Boeing and US DoD are planning to roll out an unhackable unmanned aircraft by the end of 2017, nextgov.com website reported Thursday.
"The intent is to conduct an experiment to prove that these new coding techniques can create secure code at full scale," John Launchbury, who leads the program for the Defense Advanced Research Projects Agency was quoted as saying by the website.
"Cyberattacks on your PC -- they can steal information and they can steal money, but they don’t cause physical damage, whereas cyberattacks in a UAV or a car can cause physical damage and we really don’t want to open that can of worms," the website quoted Kathleen Fisher, the previous program manager of the DARPA project as saying.
The initiative, which launched in 2012, is called High-Assurance Cyber Military Systems. In addition to Boeing, National ICT Australia, Rockwell Collins and Computer science firm Galois are involved in the project.

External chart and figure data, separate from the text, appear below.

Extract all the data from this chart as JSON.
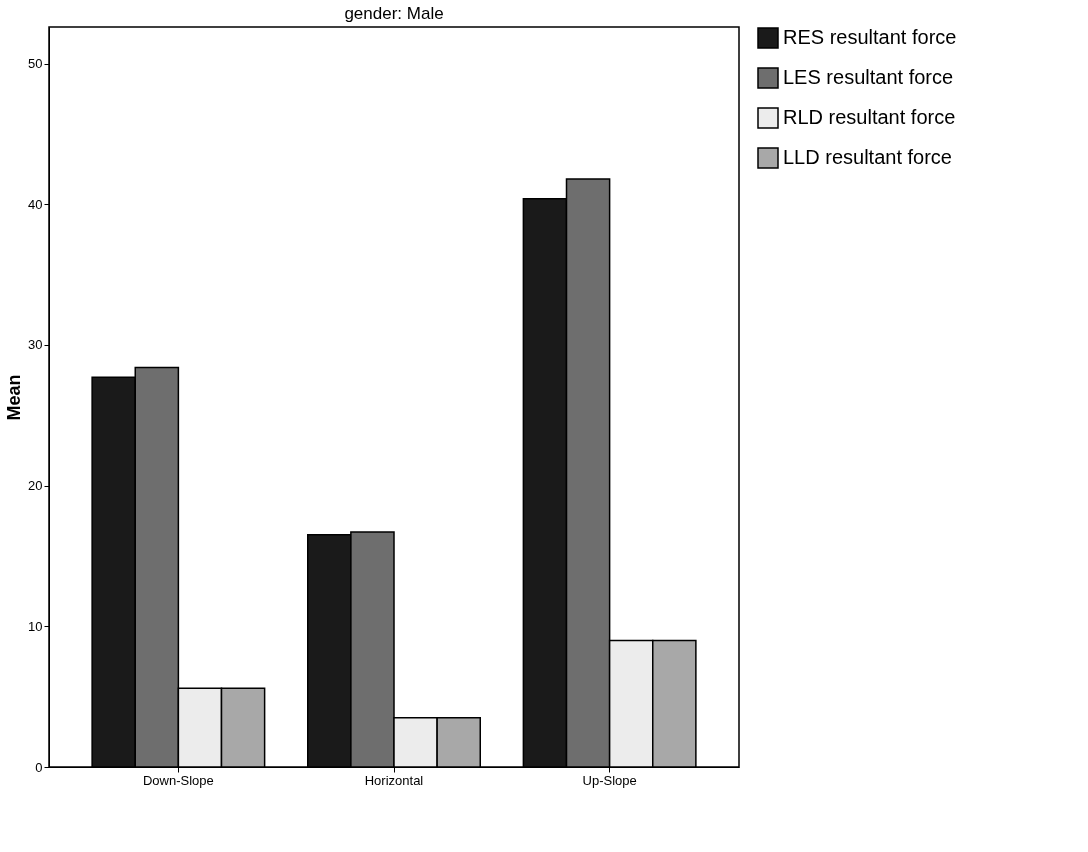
{
  "chart_data": {
    "type": "bar",
    "title": "gender: Male",
    "ylabel": "Mean",
    "categories": [
      "Down-Slope",
      "Horizontal",
      "Up-Slope"
    ],
    "series": [
      {
        "name": "RES resultant force",
        "color": "#1a1a1a",
        "values": [
          27.7,
          16.5,
          40.4
        ]
      },
      {
        "name": "LES resultant force",
        "color": "#6e6e6e",
        "values": [
          28.4,
          16.7,
          41.8
        ]
      },
      {
        "name": "RLD resultant force",
        "color": "#ececec",
        "values": [
          5.6,
          3.5,
          9.0
        ]
      },
      {
        "name": "LLD resultant force",
        "color": "#a8a8a8",
        "values": [
          5.6,
          3.5,
          9.0
        ]
      }
    ],
    "ylim": [
      0,
      52.6
    ],
    "yticks": [
      0,
      10,
      20,
      30,
      40,
      50
    ],
    "grid": false,
    "legend": "top right"
  }
}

Fisher said that the worst case scenario would be having an adversary (a terrorist organization) take command of a weaponized UAV and direct it to fire on a friendly target.
Or potentially even worse, the bad actor substitutes surveillance video showing U.S. allied forces with video showing ISIL activity so the decision-maker on base unknowingly fires at the allies.
Right now, defense industry programmers are rewriting software on the helicopter drone to encapsulate its communications computer. That way, no outsiders can steer the unmanned aerial vehicle to strike, say, civilians, or tamper with surveillance video to mask adversary targets.
"Boeing is on track to replace all the code on the vehicle by the end" of the program, Launchbury said, which lasts for 4.5 years. This particular Little Bird does not carry any weapons systems, he said.
The software will isolate all communications between the ground station and the aircraft from the outside world, according to program participants.
"Its main purpose is to rewrite and secure the mission computer on board the Little Bird," Launchbury said.
"We’ve developed a new programming language that is provably free from those vulnerabilities,” he said. “The approach is to transition the programming language we’ve developed, called Ivory, to Boeing so that they can rewrite their systems,” Lee Pike, Galois research lead for cyber-physical systems. He facilitated the hacker-proof mini-drone flight in 2014.